Monday, September 27, 2010

Software occlusion culling


Today CPUs are quite fast, so why not use them to draw some triangles? Especially when all the cool kids use it them for software occlusion culling. Time to take back some of CPU time from gameplay programmers and use it to draw pretty pictures.

Software occlusion culling using rasterization isn't a new idea (HOM). Basically it's filling software z-buffer and testing some objects against it (usually screen space bounding boxes). Rasterization is usually done in small resolution (DICE uses 256x114). Testing can be also done using hierarchical z-buffer (min depth or min/max depth hierarchy).

How to write one? Step one - transformation pipeline. It can be a bottleneck if it isn't properly done. Step two - clipper. Clipper code quality isn't so important. Just remember to clamp coordinates or clip x and y coordinates after projection divide. Step three - scanline or half-space rasterizator. Half-spaces very nicely map to vector instructions, many threads and play well with cache. Half-space approach was a win over scanlines when I wrote a software renderer on SPU with many threads and interpolants. In this case I prototyped software occlusion culling for "min-spec" PC (1-2 core CPU), so there is only 1 thread, one interpolant and resolution is quite small. In this case scanlines were about 2-3 times faster than half-spaces.

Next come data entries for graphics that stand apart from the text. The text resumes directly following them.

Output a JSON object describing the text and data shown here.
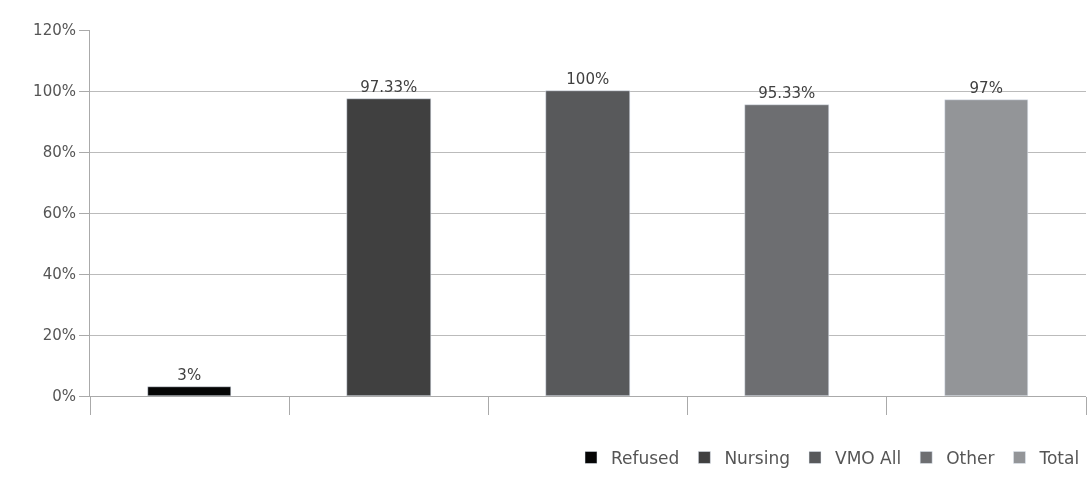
{
  "chart_data": {
    "type": "bar",
    "categories": [
      null,
      null,
      null,
      null,
      null
    ],
    "series": [
      {
        "name": "Refused",
        "color": "#050505",
        "values": [
          3,
          null,
          null,
          null,
          null
        ],
        "value_labels": [
          "3%",
          null,
          null,
          null,
          null
        ]
      },
      {
        "name": "Nursing",
        "color": "#404040",
        "values": [
          null,
          97.33,
          null,
          null,
          null
        ],
        "value_labels": [
          null,
          "97.33%",
          null,
          null,
          null
        ]
      },
      {
        "name": "VMO All",
        "color": "#58595b",
        "values": [
          null,
          null,
          100,
          null,
          null
        ],
        "value_labels": [
          null,
          null,
          "100%",
          null,
          null
        ]
      },
      {
        "name": "Other",
        "color": "#6d6e71",
        "values": [
          null,
          null,
          null,
          95.33,
          null
        ],
        "value_labels": [
          null,
          null,
          null,
          "95.33%",
          null
        ]
      },
      {
        "name": "Total",
        "color": "#939598",
        "values": [
          null,
          null,
          null,
          null,
          97
        ],
        "value_labels": [
          null,
          null,
          null,
          null,
          "97%"
        ]
      }
    ],
    "ylim": [
      0,
      120
    ],
    "yticks": [
      {
        "value": 0,
        "label": "0%"
      },
      {
        "value": 20,
        "label": "20%"
      },
      {
        "value": 40,
        "label": "40%"
      },
      {
        "value": 60,
        "label": "60%"
      },
      {
        "value": 80,
        "label": "80%"
      },
      {
        "value": 100,
        "label": "100%"
      },
      {
        "value": 120,
        "label": "120%"
      }
    ],
    "grid": "y",
    "legend": "bottom right"
  }
}
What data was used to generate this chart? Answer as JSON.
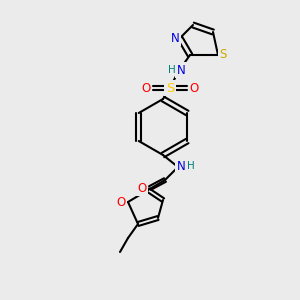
{
  "bg_color": "#ebebeb",
  "bond_color": "#000000",
  "bond_width": 1.5,
  "atom_colors": {
    "N": "#0000ff",
    "O": "#ff0000",
    "S_sulfonyl": "#ffcc00",
    "S_thiazole": "#ccaa00",
    "H": "#008080",
    "C": "#000000"
  },
  "font_size": 7.5
}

Rasterization for software occlusion culling can be quite fast. Resolution is small, so int32 gives plenty of  precision (no need to use float for positions). For depth only rendering perspective interpolation is very easy - it's enough to interpolate 1/z' (z' = z/w) and store it in software z-buffer. This means no division or multiplication in inner loop. Moreover when doing visibility for directional shadows there is no perspective, so there is no need for calculating reciprocal of z'. There are some differences between hi res and small res zbuffer. To fix it pixel center should be shifted using dzdx and dzdy. In practice it's enough to add some eps when testing objects.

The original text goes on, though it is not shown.